Our infrastructure included 3 servers and about 500 GB of storage
(Large production server with 90% of library services, 1 small server
for High density storage system, 1 small server for
puppet/monitoring/documentation).  The reservation fees for these
servers were around $1380 per year and we paid approximately $275
total per month for computing costs and disk space.

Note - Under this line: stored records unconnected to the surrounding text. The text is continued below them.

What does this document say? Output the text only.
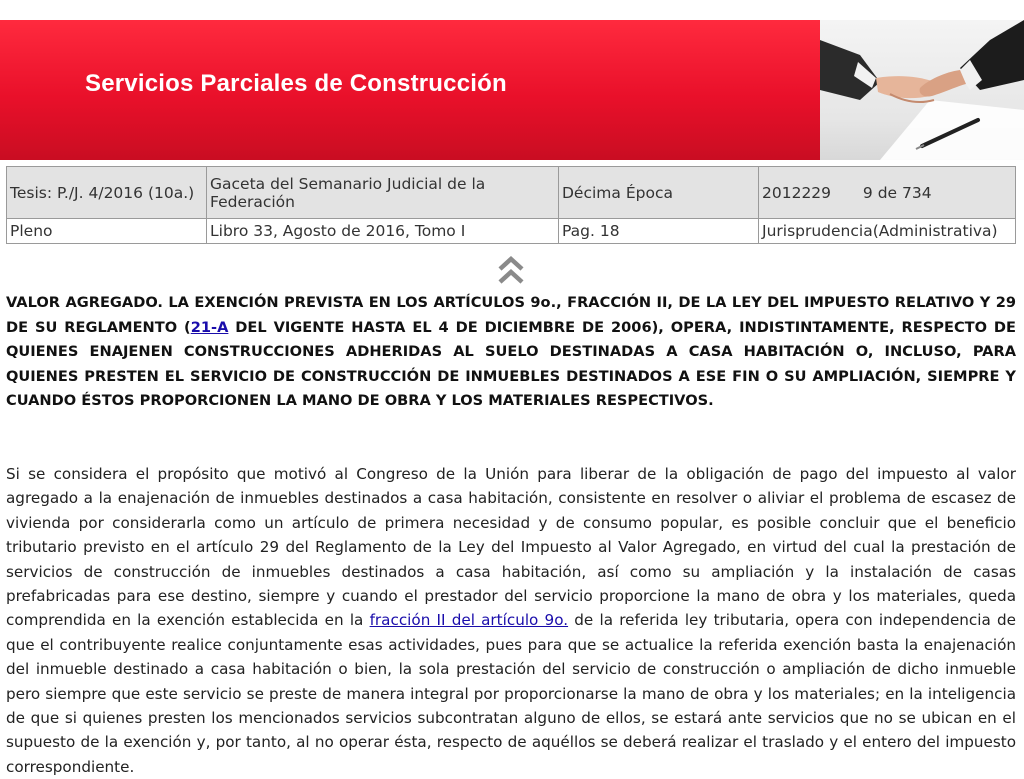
Servicios Parciales de Construcción
Tesis: P./J. 4/2016 (10a.)	Gaceta del Semanario Judicial de la Federación	Décima Época	2012229 9 de 734
Pleno	Libro 33, Agosto de 2016, Tomo I	Pag. 18	Jurisprudencia(Administrativa)
VALOR AGREGADO. LA EXENCIÓN PREVISTA EN LOS ARTÍCULOS 9o., FRACCIÓN II, DE LA LEY DEL IMPUESTO RELATIVO Y 29 DE SU REGLAMENTO (21-A DEL VIGENTE HASTA EL 4 DE DICIEMBRE DE 2006), OPERA, INDISTINTAMENTE, RESPECTO DE QUIENES ENAJENEN CONSTRUCCIONES ADHERIDAS AL SUELO DESTINADAS A CASA HABITACIÓN O, INCLUSO, PARA QUIENES PRESTEN EL SERVICIO DE CONSTRUCCIÓN DE INMUEBLES DESTINADOS A ESE FIN O SU AMPLIACIÓN, SIEMPRE Y CUANDO ÉSTOS PROPORCIONEN LA MANO DE OBRA Y LOS MATERIALES RESPECTIVOS.
Si se considera el propósito que motivó al Congreso de la Unión para liberar de la obligación de pago del impuesto al valor agregado a la enajenación de inmuebles destinados a casa habitación, consistente en resolver o aliviar el problema de escasez de vivienda por considerarla como un artículo de primera necesidad y de consumo popular, es posible concluir que el beneficio tributario previsto en el artículo 29 del Reglamento de la Ley del Impuesto al Valor Agregado, en virtud del cual la prestación de servicios de construcción de inmuebles destinados a casa habitación, así como su ampliación y la instalación de casas prefabricadas para ese destino, siempre y cuando el prestador del servicio proporcione la mano de obra y los materiales, queda comprendida en la exención establecida en la fracción II del artículo 9o. de la referida ley tributaria, opera con independencia de que el contribuyente realice conjuntamente esas actividades, pues para que se actualice la referida exención basta la enajenación del inmueble destinado a casa habitación o bien, la sola prestación del servicio de construcción o ampliación de dicho inmueble pero siempre que este servicio se preste de manera integral por proporcionarse la mano de obra y los materiales; en la inteligencia de que si quienes presten los mencionados servicios subcontratan alguno de ellos, se estará ante servicios que no se ubican en el supuesto de la exención y, por tanto, al no operar ésta, respecto de aquéllos se deberá realizar el traslado y el entero del impuesto correspondiente.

Data transfer and
other costs were minimal and are included in the $275.  A rough yearly
cost for these services comes to $4680.  A bit more than we were
looking at for physical server costs (3 servers for $4000 each with 3
years paid support) but these costs meant that we had a lot more
flexibility than we would have had with three servers sitting in our
campus IT datacenter (without root access).  As a side note, we found
that storage space was more expensive than CPU time and wound up
keeping our multi-TB storage array on site instead of in the cloud.

If I was re-building this today I would explore some other options -
RackSpace (Cheaper CPU time), RightScale (Automated server
configuration/deployment), Heroku/Google Apps Engine (free PaaS
levels) and focus on getting at least a more robust infrastructure at
the same cost (if not with some savings).  Rackspace for example
offers their smallest server at $.015 per hour without reservation
fees and RightScale offers a free support level that could work well
for small/medium sized libraries.

FWIW, when I was pulling together numbers for this email I noticed
that Amazon has changed their reservation fees and pricing model.
Depending on which reservation fee I selected I either saved about
$600 per year or spent $300 more per year using the same
infrastructure discussed above (http://aws.amazon.com/ec2/pricing/).
If you are really interested in cost calculations and ROI, some
helpful resources include Yan Han's recent work in ITAL comparing
real-world cloud computing costs -
http://ejournals.bc.edu/ojs/index.php/ital/article/view/1871/1709 and
Chapter 3 of George Reese's book "Cloud Computing Architectures" in
which he explores some approaches to calculating ROI for cloud
services.

Erik

Erik Mitchell
Assistant Professor
College of Information Studies
University of Maryland, College Park
http://erikmitchell.info, http://ischool.umd.edu

On Thu, Feb 23, 2012 at 12:38 AM, Tim Spalding <[log in to unmask]> wrote:
> We did some tests on it, but found it a very poor fit for a site
> dependent on huge amount of data which much be "present" to the
> basically the whole system all the time and up-to-date. In other
> words, we found it didn't match a site based on MySQL slaves
> replicating here and there, and with memcached needing to be spot-on.
> Under some circumstances we'd consider shuffling some image rendering
> and delivery tasks to it, but that's about it.